Let $X(t)$ be a Gaussian process with zero mean and covariance function $B(t,s) = 1/(1+(t-s)^2)$. Let $X'(t)$ be its $L^2$-derivative. I am looking for the joint distribution of $X(t)$ and $X'(t)$.
Since $X'(t)$ is a limit of Gaussian processes, it is itself Gaussian and since $X$ has zero mean, so has $X'$. I'm left to find the covariance.
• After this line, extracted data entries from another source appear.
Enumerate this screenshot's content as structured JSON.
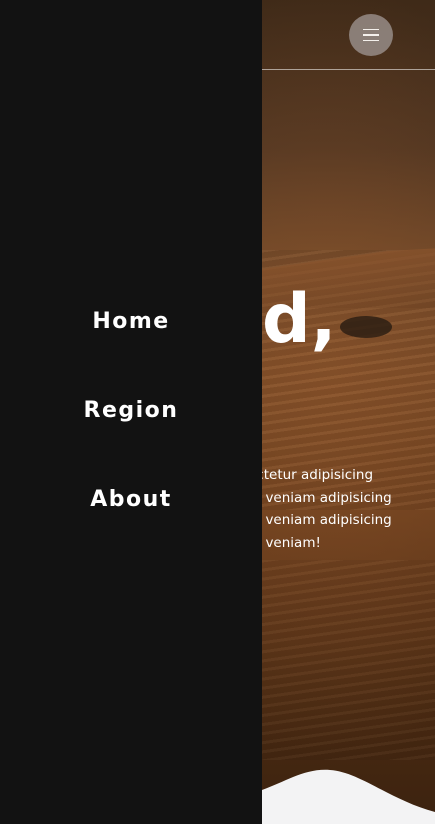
{
  "nav": {
    "items": [
      {
        "label": "Home"
      },
      {
        "label": "Region"
      },
      {
        "label": "About"
      }
    ]
  },
  "header": {
    "menu_icon": "hamburger-menu-icon"
  },
  "hero": {
    "headline_visible": "d,",
    "paragraph_lines": [
      "ectetur adipisicing",
      "m veniam adipisicing",
      "m veniam adipisicing",
      "m veniam!"
    ]
  },
  "colors": {
    "drawer_bg": "#121212",
    "nav_text": "#ffffff",
    "toggle_bg": "#968c87",
    "wave": "#f3f3f4"
  }
}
How would I calculate this covariance?
For every $s\gt0$ and $t$, write $\dfrac{X(t+s)-X(t)}s=Y(t,s)+b(s)X(t)$ with $b(s)=\dfrac{B(0,s)-1}s$ and $Y(t,s)=\dfrac{X(t+s)-B(0,s)X(t)}s$. Consider the limit $s\to0$. By inspection $b(s)\to0$ hence $b(s)X(t)\to0$ in $L^2$. By hypothesis, $\dfrac{X(t+s)-X(t)}s\to X'(t)$ in $L^2$. Thus, $Y(t,s)\to X'(t)$ in $L^2$. A covariance computation shows that $Y(t,s)$ is independent of $X(t)$. This shows that, if $X'(t)$ exists, then $X'(t)$ is independent of $X(t)$.